Агриппа лежал, вытянувшись на подушках, и не обращал внимания на их разговор. Что ему за дело до судьбы Флавия Сабиния и дочери Иоанна из Гишалы. Ему важно было склонить Тита к созданию азиатской империи. А уж потом – меч не всегда будет иметь последнее слово…
– Да, до боя, – подтвердил молодой легат. – В каких-нибудь ста шагах Сильвий нашел часть вооружения Флавия, а в кустах спрятан был труп неизвестного иудея.
Он остановился и пристально посмотрел на Беренику. Царица побледнела, но выдержала его взгляд.
– Ты рассказываешь это в стиле трагедий Софокла и Эврипида, – сказала она, пытаясь улыбнуться.

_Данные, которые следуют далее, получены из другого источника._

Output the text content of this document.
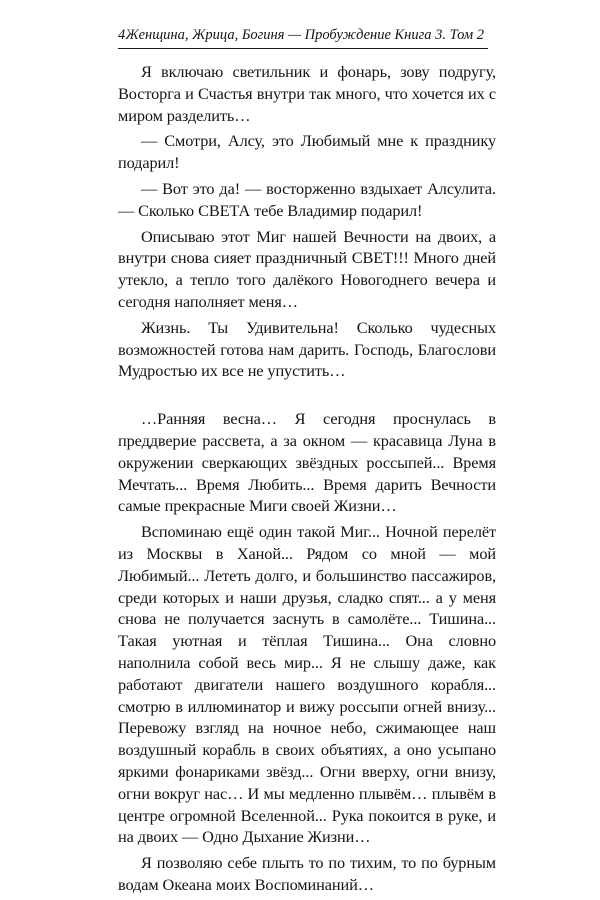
4 Женщина, Жрица, Богиня — Пробуждение Книга 3. Том 2

Я включаю светильник и фонарь, зову подругу, Восторга и Счастья внутри так много, что хочется их с миром разделить…

— Смотри, Алсу, это Любимый мне к празднику подарил!

— Вот это да! — восторженно вздыхает Алсулита. — Сколько СВЕТА тебе Владимир подарил!

Описываю этот Миг нашей Вечности на двоих, а внутри снова сияет праздничный СВЕТ!!! Много дней утекло, а тепло того далёкого Новогоднего вечера и сегодня наполняет меня…

Жизнь. Ты Удивительна! Сколько чудесных возможностей готова нам дарить. Господь, Благослови Мудростью их все не упустить…

…Ранняя весна… Я сегодня проснулась в преддверие рассвета, а за окном — красавица Луна в окружении сверкающих звёздных россыпей... Время Мечтать... Время Любить... Время дарить Вечности самые прекрасные Миги своей Жизни…

Вспоминаю ещё один такой Миг... Ночной перелёт из Москвы в Ханой... Рядом со мной — мой Любимый... Лететь долго, и большинство пассажиров, среди которых и наши друзья, сладко спят... а у меня снова не получается заснуть в самолёте... Тишина... Такая уютная и тёплая Тишина... Она словно наполнила собой весь мир... Я не слышу даже, как работают двигатели нашего воздушного корабля... смотрю в иллюминатор и вижу россыпи огней внизу... Перевожу взгляд на ночное небо, сжимающее наш воздушный корабль в своих объятиях, а оно усыпано яркими фонариками звёзд... Огни вверху, огни внизу, огни вокруг нас… И мы медленно плывём… плывём в центре огромной Вселенной... Рука покоится в руке, и на двоих — Одно Дыхание Жизни…

Я позволяю себе плыть то по тихим, то по бурным водам Океана моих Воспоминаний…
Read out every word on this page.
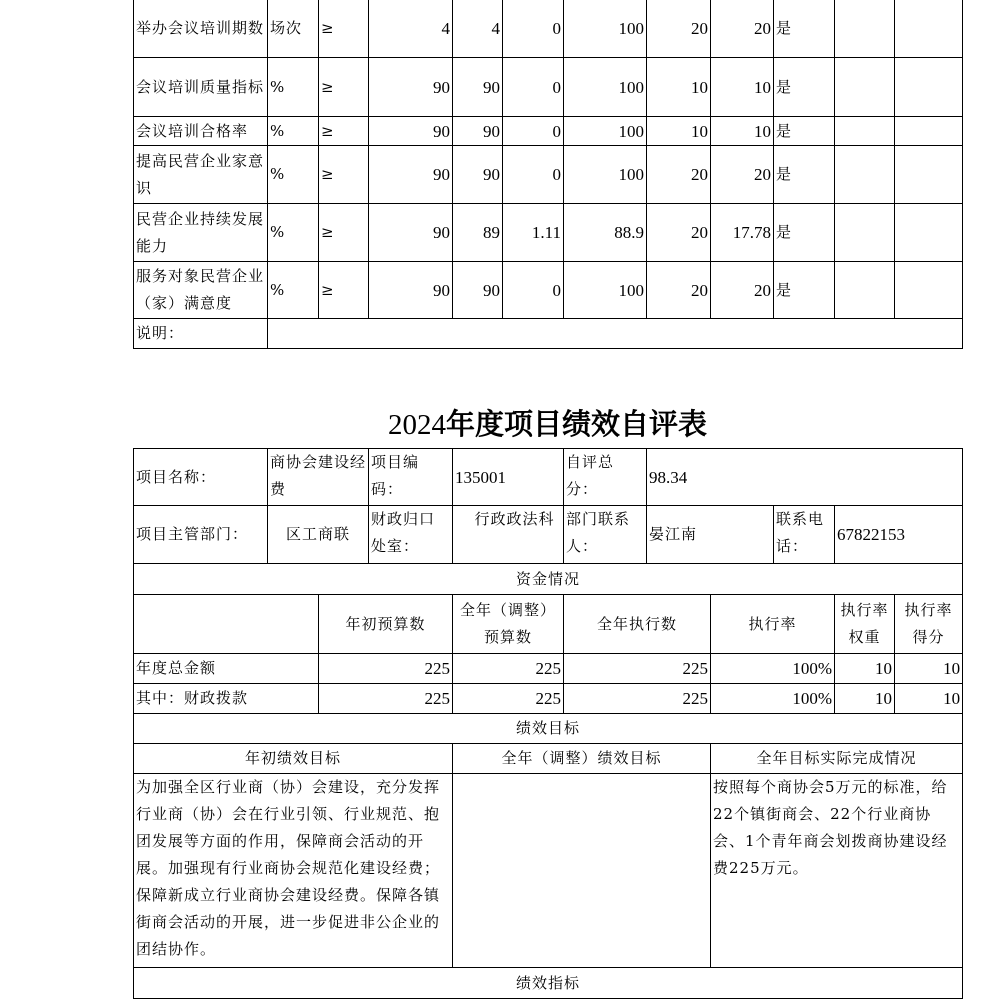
举办会议培训期数	场次	≥	4	4	0	100	20	20	是		
会议培训质量指标	%	≥	90	90	0	100	10	10	是		
会议培训合格率	%	≥	90	90	0	100	10	10	是		
提高民营企业家意识	%	≥	90	90	0	100	20	20	是		
民营企业持续发展能力	%	≥	90	89	1.11	88.9	20	17.78	是		
服务对象民营企业（家）满意度	%	≥	90	90	0	100	20	20	是		
说明：											
2024年度项目绩效自评表
项目名称：	商协会建设经费		项目编码：	135001	自评总分：	98.34				
项目主管部门：	区工商联		财政归口处室：	行政政法科	部门联系人：	晏江南		联系电话：	67822153	
资金情况										
		年初预算数		全年（调整）预算数	全年执行数		执行率		执行率权重	执行率得分
年度总金额		225		225	225		100%		10	10
其中：财政拨款		225		225	225		100%		10	10
绩效目标										
年初绩效目标				全年（调整）绩效目标			全年目标实际完成情况			
为加强全区行业商（协）会建设，充分发挥行业商（协）会在行业引领、行业规范、抱团发展等方面的作用，保障商会活动的开展。加强现有行业商协会规范化建设经费；保障新成立行业商协会建设经费。保障各镇街商会活动的开展，进一步促进非公企业的团结协作。							按照每个商协会5万元的标准，给22个镇街商会、22个行业商协会、1个青年商会划拨商协建设经费225万元。			
绩效指标										
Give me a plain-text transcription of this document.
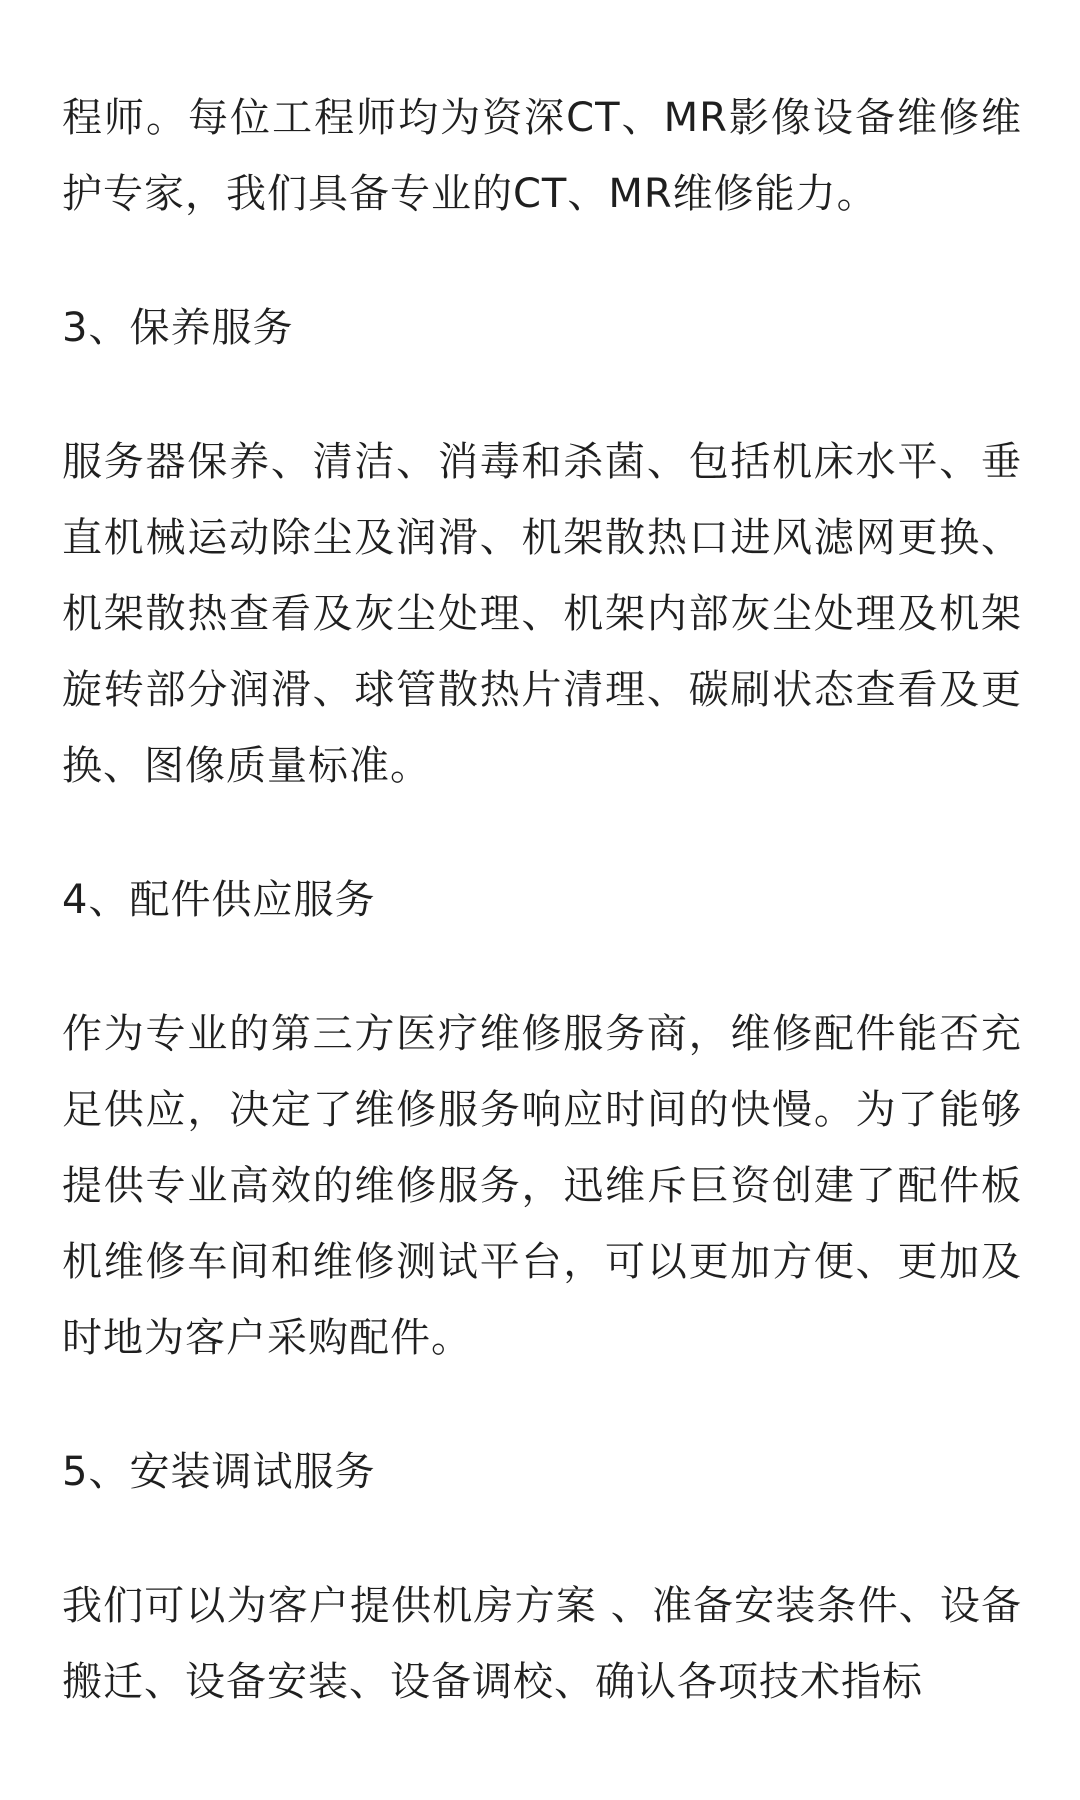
程师。每位工程师均为资深CT、MR影像设备维修维护专家，我们具备专业的CT、MR维修能力。

3、保养服务

服务器保养、清洁、消毒和杀菌、包括机床水平、垂直机械运动除尘及润滑、机架散热口进风滤网更换、机架散热查看及灰尘处理、机架内部灰尘处理及机架旋转部分润滑、球管散热片清理、碳刷状态查看及更换、图像质量标准。

4、配件供应服务

作为专业的第三方医疗维修服务商，维修配件能否充足供应，决定了维修服务响应时间的快慢。为了能够提供专业高效的维修服务，迅维斥巨资创建了配件板机维修车间和维修测试平台，可以更加方便、更加及时地为客户采购配件。

5、安装调试服务

我们可以为客户提供机房方案 、准备安装条件、设备搬迁、设备安装、设备调校、确认各项技术指标
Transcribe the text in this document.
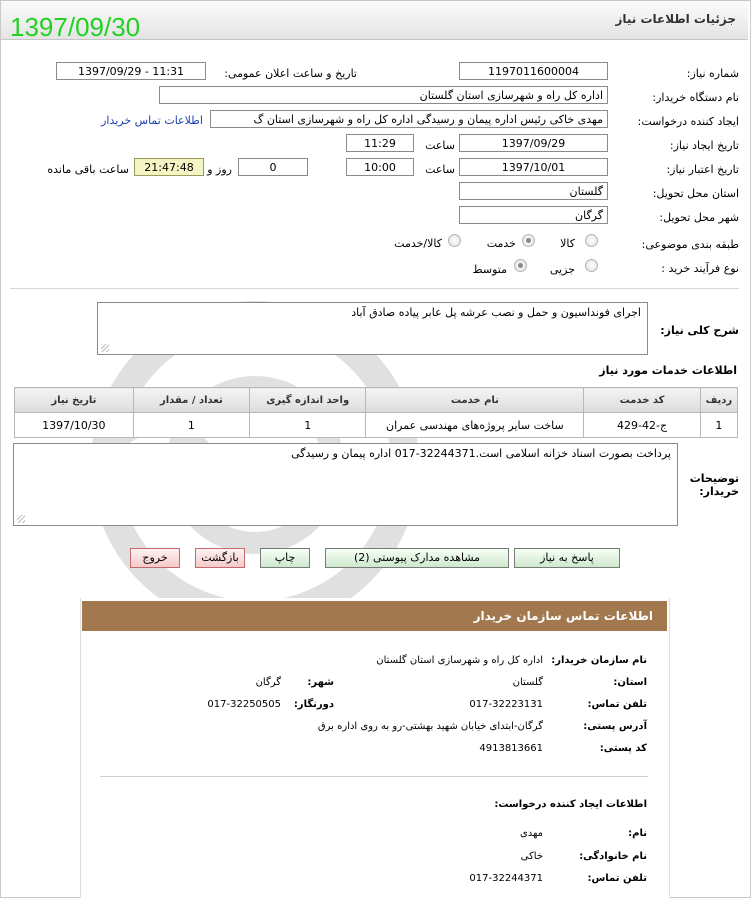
جزئیات اطلاعات نیاز
1397/09/30
شماره نیاز:
1197011600004
تاریخ و ساعت اعلان عمومی:
1397/09/29 - 11:31
نام دستگاه خریدار:
اداره کل راه و شهرسازی استان گلستان
ایجاد کننده درخواست:
مهدی خاکی رئیس اداره پیمان و رسیدگی اداره کل راه و شهرسازی استان گ
اطلاعات تماس خریدار
تاریخ ایجاد نیاز:
1397/09/29
ساعت
11:29
تاریخ اعتبار نیاز:
1397/10/01
ساعت
10:00
0
روز و
21:47:48
ساعت باقی مانده
استان محل تحویل:
گلستان
شهر محل تحویل:
گرگان
طبقه بندی موضوعی:
کالا
خدمت
کالا/خدمت
نوع فرآیند خرید :
جزیی
متوسط
شرح کلی نیاز:
اجرای فونداسیون و حمل و نصب عرشه پل عابر پیاده صادق آباد
اطلاعات خدمات مورد نیاز
ردیف	کد خدمت	نام خدمت	واحد اندازه گیری	تعداد / مقدار	تاریخ نیاز
1	ج-42-429	ساخت سایر پروژه‌های مهندسی عمران	1	1	1397/10/30
توضیحات خریدار:
پرداخت بصورت اسناد خزانه اسلامی است.32244371-017 اداره پیمان و رسیدگی
پاسخ به نیاز
مشاهده مدارک پیوستی (2)
چاپ
بازگشت
خروج
اطلاعات تماس سازمان خریدار
نام سازمان خریدار:
اداره کل راه و شهرسازی استان گلستان
استان:
گلستان
شهر:
گرگان
تلفن تماس:
017-32223131
دورنگار:
017-32250505
آدرس پستی:
گرگان-ابتدای خیابان شهید بهشتی-رو به روی اداره برق
کد پستی:
4913813661
اطلاعات ایجاد کننده درخواست:
نام:
مهدی
نام خانوادگی:
خاکی
تلفن تماس:
017-32244371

– Фотин, один из наших людей, утверждает, что этот иудей был в твоей свите при въезде в Птолемаиду.
– В моей свите? – повторяла она, как бы стараясь припомнить. – Я до сих пор не заметила чьего-либо отсутствия.
Легкая улыбка показалась на губах Тита.
– Фотин, наверное, ошибся, – сказал он. – Я так и сказал отцу. Да и зачем бы тебе оказывать услуги Иоанну из Гишалы, нашему общему врагу?
– Услуги Иоанну из Гишалы? – повторила она с изумлением. – Я не думаю, чтобы он был мне благодарен, если бы я содействовала бегству его дочери с римлянином…
Тит со страстью смотрел в ее глаза, обращенные к нему. И снова молодой легат почувствовал тревогу и блаженство, как тогда, на Кармеле, у источника Илии.
– Разве такой большой позор для иудейки полюбить римлянина? – спросил он.
Глаза ее холодно и вместе с тем обольстительно взглянули на него.
– Конечно, – ответила она, – смертельный позор. По крайней мере в глазах тех, кто выше всего ставит веления Бога.
– А ты, Береника, тоже так думаешь?
Она засмеялась.
– Я? Смотря по тому, кто бы это был. Если бы он был достоин, но зачем спрашивать? Нет такого человека.
– То же самое ты говорила, когда мы в первый раз увиделись. Он, верно, еще не родился – твой цезарь?
Она пожала плечами, потом медленно поднялась и подошла к окну.
Тит последовал за ней. Его влекла к ней таинственная, неодолимая сила.
Агриппа очнулся от своей дремоты, рассеянно посмотрел на сестру и Тита и тихо вышел из комнаты.
Береника чувствовала горячее дыхание римлянина на своей щеке и его взгляд на плечах и шее, но она стояла, не оборачиваясь. Гордое величие своей красоты кружило ей голову.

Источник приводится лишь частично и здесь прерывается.